The anonymous die-hard has indeed suffered greatly. After getting his limited edition player from his Kickstarter backing, he then purchased an additional Pono player to complement his limited edition gem. He then purchased hundreds of dollars worth of downloads from the Pono Store, while enduring a massive executive shake-up and slide towards oblivion.
That store has now become the bane of his existence, and the subject of another rant, here.
The lingering question is why Neil Young got it so wrong, and more importantly, why so many followed him into digital failure. Downloads are now in a tailspin, further pushing Pono into a marginalized position. But right out of the gate, the music industry was shocked to see a triangular, awkward download player and high-priced online store with limited selection. This was a move backwards!
Upon release in August of 2014, critics started piling on. Steven Finch, CEO of digital distributor RouteNote, called Pono the worst player he’d ever seen. Consumers, despite massive awareness, didn’t vote with their wallets, and sales of the player never suffered miserably. Just one year later, after millions in investment and push, the triangular anomaly struggled to sell more than tens of thousands of units.
Meanwhile, clues about Young’s grasp on technology and digital music started to emerge.
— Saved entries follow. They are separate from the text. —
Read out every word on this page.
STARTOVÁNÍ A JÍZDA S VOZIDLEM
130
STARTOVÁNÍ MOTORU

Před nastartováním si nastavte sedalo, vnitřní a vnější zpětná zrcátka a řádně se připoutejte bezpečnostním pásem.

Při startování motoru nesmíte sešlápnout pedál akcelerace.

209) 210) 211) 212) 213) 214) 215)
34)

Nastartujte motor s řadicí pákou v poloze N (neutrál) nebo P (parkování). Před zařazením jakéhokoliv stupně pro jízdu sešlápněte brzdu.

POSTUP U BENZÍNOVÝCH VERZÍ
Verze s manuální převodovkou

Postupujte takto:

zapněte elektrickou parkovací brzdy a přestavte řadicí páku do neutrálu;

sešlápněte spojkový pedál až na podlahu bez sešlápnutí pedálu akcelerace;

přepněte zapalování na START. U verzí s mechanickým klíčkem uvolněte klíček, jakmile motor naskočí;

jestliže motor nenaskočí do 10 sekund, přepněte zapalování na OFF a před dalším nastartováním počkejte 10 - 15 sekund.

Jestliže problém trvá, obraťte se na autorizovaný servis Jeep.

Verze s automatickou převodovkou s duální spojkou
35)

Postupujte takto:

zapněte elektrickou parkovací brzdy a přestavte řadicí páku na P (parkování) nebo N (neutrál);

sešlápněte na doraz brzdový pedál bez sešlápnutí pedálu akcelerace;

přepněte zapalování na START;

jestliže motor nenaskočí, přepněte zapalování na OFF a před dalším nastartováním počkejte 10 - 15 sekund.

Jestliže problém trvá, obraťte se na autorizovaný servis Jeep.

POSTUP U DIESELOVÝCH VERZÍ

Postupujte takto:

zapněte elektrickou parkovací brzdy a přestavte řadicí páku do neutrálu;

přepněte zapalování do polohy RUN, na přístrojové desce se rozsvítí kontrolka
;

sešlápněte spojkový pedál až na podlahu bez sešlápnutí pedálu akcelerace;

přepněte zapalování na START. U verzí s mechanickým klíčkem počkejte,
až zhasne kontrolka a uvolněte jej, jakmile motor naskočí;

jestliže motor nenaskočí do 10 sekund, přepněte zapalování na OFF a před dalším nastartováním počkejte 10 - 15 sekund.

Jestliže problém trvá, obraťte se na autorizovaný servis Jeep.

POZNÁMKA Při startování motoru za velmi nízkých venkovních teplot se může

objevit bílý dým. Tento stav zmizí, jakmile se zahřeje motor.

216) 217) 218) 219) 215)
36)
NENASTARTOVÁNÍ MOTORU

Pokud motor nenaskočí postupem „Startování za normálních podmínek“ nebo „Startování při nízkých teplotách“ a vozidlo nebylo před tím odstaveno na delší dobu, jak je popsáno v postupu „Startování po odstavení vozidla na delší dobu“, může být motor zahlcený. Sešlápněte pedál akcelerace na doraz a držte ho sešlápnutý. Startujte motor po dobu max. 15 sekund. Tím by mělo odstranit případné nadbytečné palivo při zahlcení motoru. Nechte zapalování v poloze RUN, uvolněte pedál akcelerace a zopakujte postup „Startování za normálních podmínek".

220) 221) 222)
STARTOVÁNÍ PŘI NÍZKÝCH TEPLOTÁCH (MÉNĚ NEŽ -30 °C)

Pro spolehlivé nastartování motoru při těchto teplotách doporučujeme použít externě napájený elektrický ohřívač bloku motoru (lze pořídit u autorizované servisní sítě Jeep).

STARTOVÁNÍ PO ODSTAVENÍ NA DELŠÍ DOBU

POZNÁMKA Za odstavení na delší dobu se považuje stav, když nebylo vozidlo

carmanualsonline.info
In March of this year, Young claimed that the songs from his latest album were so long, they wouldn’t even fit onto iTunes. In July of last year, Young declared streaming to be over, while refusing to release his music on streaming platforms (and previously releasing his music on cassettes).
Since that point, streaming music platforms has experienced their biggest surge in history, edging downloads ever-closer to the digital dustbin. Indeed, niche download players are increasingly feeling the heat, with the possible exception of genre-focused, hi-fidelity sites (think classical). Unsurprisingly, Apple itself is feeling the heat, with iTunes Store song downloads crashing at a precipitous volume. That is leading to rumors of a complete shutdown of the iTunes music download store and a massive shift towards Apple Music, which is entirely focused on streaming.
Apple has denied those rumors.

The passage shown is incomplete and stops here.